Leverrier la consola du mieux qu'il pu et l'assura de la visite de l'équipe.
Après avoir raconté les scènes d'hier, il
la quitta en l'embrassant. Aussitôt, il se rendit à
la chambre de Montana. C'est Olga qui lui ouvrit. Tiens, ce n'est
pourtant pas son jour ne pu-t-il s'empêcher de penser. Montana était dans la salle de bain. Il lui fit un rapport sur
la santé d'Angélica.
-
Je crois qu'il faut faire venir un médecin dit-il,
en concluant.
-
Soit, mais je tiens à le voir après sa visite.
Ils
mirent au point le plan de travail de la soirée qui ne
nécessitait pas la présence d'Angélica. Un
médecin vint vers la fin de la matinée et resta
plus d'une demi-heure dans la chambre de la jeune femme. Quand
il sortit, Montana et Leverrier lui demandèrent de les
accompagner jusqu'au lobby de l'hôtel afin de faire le point.
Avec
son teint basané, ses cheveux noirs qui frisaient naturellement,
des mains fines et soignées, le docteur Desbordes n'avait
ni l'allure d'un natif de l'île ni le physique d'un européen.
Il ressemblait plutôt à un indien de l'Inde. Il s'exprimait
en français avec un léger accent qui montrait sa
parfaite maîtrise de la langue. Il expliqua avec un renfort
de vocabulaire médical l'état d'Angélica.
Puis il émit une hypothèse sur la nature de ses
troubles tout en souhaitant des examens approfondis en milieu
hospitalier.
-
Elle semble souffrir d'une sorte de langueur qui vient peut- être
d'une fatigue ou d'une défaillance immunitaire. Les examens
nous le diront. En l'état actuel, elle ne peut absolument
pas assurer son travail.
Montana et Leverrier cloués par le diagnostic restaient muets.
Montana surtout qui, outre ses fonctions de réalisateur
photographe, avait en charge la responsabilité du devis
du tournage. Il pensait à ce qui allait se passer si la
jeune première se trouvait dans léimpossibilité
de tourner.

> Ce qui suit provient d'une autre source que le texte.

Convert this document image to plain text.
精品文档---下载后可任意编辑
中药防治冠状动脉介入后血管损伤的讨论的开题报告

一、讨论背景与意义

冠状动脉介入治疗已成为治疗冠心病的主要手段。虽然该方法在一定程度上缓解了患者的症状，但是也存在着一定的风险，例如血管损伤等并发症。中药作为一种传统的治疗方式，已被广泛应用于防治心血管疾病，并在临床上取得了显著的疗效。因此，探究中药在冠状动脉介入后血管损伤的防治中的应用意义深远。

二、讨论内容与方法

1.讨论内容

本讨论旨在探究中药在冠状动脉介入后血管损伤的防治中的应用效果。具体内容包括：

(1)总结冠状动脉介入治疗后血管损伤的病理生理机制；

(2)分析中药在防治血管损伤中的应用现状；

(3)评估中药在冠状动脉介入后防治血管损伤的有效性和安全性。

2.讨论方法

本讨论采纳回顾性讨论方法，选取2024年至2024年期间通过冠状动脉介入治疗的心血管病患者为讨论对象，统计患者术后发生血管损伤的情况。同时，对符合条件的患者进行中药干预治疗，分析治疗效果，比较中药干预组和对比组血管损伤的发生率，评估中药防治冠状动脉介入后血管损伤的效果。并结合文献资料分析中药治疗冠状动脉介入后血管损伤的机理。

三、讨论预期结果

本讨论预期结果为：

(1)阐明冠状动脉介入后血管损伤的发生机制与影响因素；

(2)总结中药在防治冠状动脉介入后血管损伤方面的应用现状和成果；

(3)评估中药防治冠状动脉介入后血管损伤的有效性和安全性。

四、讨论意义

Son rapatriement, son remplacement, des semaines perdues,
tout cela coûterait cher et il lui faudrait téléphoner
au journal pour annoncer la catastrophe et demander une conséquente
rallonge pour ce dépassement du devis. Il imaginait les
discussions futures et son moral l'abandonnait.
-
Je repasserai demain, prévint Desbordes.
-
Attendez, si vous pensez que des examens à l'hôpital
sont nécessaires docteur, il vaut mieux commencer tout
de suite. Montana, quittant la torpeur qui l'envahissait,
réagissait comme un chef face au désastre. Leverrier acquiesça et tous les trois préparèrent le
transfert d'Angélica à l'hôpital de Papeete.
Montana affréta un petit avion-taxi et deux heures plus
tard, à l'aérodrome de Moorea-Temae, toute l'équipe
souhaita une meilleure santé à la jeune femme. Pour
la circonstance et pour lui soutenir le moral on avait permis
à Pahéro'o, son chevalier servant, de l'accompagner.
Leverrier regarda le petit avion décoller en croisant ses
doigts. Pour un pépin, on est servi pensa-t-il, tout en
suivant du regard l'évolution de l'avion qui prenait la
direction de Tahiti dont les pitons étaient environnés
de nuages.
Chapitre
7
Les
prises de vues du soir commencèrent dans l'angoisse. La
surprise de l'hospitalisation d'Angélica passée,
les uns et les autres s'inquiétaient de l'avenir immédiat.
Le sort du tournage dépendait de la santé d'une
fille dont on ne savait même pas de quoi elle souffrait.
Tout de même disaient Olga et Camille, se trouver dans un
endroit aussi bath, après avoir fait la moitié du
tour de la terre, et où tout invite à l'éclatement,
et se retrouver sur un lit d'hôpital, avouons que c'est
rageant. Seule Ruth semblait calme, le visage empreint de sérénité,
alors que les autres avaient la mine soucieuse.
On
démarra le groupe électrogène et les projecteurs
éclairèrent au bord de la plage le champ des prises
de vues de lumières roses et blondes. Le ciel s'était
assombri, devenant soudainement violacé par-dessus la mer
émeraude. Légèrement plus haute que l'horizon
la lune ronde et blanche se reflétait en une longue traînée
miroitante sur le lagon. L'air était doux et parfumé.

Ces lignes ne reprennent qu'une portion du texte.